Michaud’s attorneys told the jurors during this phase that Michelle had suffered from “battered woman’s syndrome” for years and had been completely under James Daveggio’s spell. But Daveggio’s own words during the guilt phase came back to haunt Michelle. He had said, “We were partners in everything that happened.” And Angela Backers told the jurors, “The pair formed a predatory team to sexually assault young and vulnerable women for their own depraved sexual gratification. Michelle Michaud pulled one end of the rope and James Daveggio the other when they strangled Vanessa Samson to death.”
Perhaps it was that image that stuck most in the jurors’ minds. On June 12, 2002, the jurors returned to court with their verdict—death for both James Daveggio and Michelle Michaud. Judge Larry Goodman told Daveggio and Michaud, “The penalty is appropriate. The torture and murder of Vanessa Samson was vile, cruel, senseless, depraved, brutal, evil, and vicious.”
As with all things surrounding James Daveggio and Michelle Michaud, there were always a few surprises. It had been thought by most law enforcement officers that Daveggio and Michaud had been the man and woman pair who had snatched Jaycee Lee Dugard off a South Lake Tahoe street in 1991. Michaud’s photo from that time was a dead ringer for the sketch-artist rendering of the woman suspect in the kidnapping case. It was assumed that Jaycee Lee had been dead for years.

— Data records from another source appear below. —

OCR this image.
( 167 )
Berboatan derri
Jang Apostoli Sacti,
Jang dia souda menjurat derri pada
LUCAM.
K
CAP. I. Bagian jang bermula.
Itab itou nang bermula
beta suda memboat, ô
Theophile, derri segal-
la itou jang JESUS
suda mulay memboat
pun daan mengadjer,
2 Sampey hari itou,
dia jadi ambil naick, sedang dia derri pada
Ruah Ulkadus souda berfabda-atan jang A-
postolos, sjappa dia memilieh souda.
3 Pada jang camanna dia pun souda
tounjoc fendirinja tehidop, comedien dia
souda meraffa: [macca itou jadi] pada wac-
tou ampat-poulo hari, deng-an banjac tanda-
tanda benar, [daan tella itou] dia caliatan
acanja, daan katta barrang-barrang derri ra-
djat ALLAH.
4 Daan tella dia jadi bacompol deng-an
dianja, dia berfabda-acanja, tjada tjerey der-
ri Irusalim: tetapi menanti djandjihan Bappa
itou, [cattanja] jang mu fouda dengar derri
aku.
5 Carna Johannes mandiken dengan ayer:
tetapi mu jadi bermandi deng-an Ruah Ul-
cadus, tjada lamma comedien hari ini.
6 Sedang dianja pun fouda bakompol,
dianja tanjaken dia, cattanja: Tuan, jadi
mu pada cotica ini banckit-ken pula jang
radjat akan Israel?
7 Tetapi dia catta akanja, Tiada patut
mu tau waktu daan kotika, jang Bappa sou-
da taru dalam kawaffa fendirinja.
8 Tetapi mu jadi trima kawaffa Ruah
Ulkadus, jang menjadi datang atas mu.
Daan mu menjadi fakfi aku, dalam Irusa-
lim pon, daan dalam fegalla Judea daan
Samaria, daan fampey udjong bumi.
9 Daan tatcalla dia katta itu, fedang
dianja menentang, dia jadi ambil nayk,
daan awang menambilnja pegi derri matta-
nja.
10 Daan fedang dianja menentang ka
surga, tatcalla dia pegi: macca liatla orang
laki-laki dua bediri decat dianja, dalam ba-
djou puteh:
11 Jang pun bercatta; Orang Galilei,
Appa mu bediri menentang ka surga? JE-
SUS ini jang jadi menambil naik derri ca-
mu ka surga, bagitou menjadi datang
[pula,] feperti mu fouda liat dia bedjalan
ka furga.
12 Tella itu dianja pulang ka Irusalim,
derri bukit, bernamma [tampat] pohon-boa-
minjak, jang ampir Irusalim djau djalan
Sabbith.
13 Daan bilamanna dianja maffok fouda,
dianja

Then out of the blue, in August 2009, there came amazing news that Jaycee Lee Dugard was still alive. It turned out that a man named Philip Garrido and his wife, Nancy, had whisked Jaycee Lee away from Tahoe in their vehicle, and for the next eighteen years, kept her a virtual prisoner in their backyard compound near Antioch, California. Jaycee Lee had two daughters, fathered by Philip Garrido, and it’s almost certain that Nancy, a nursing student, delivered Jaycee Lee’s babies in the compound.
Both James Daveggio and Michelle Michaud might have been amazed at where the Garridos had kept Jaycee Lee and her children all those years. It was only thirty miles away from where James Daveggio had grown up and started planning his twisted schemes of abduction, torture, and murder of young women.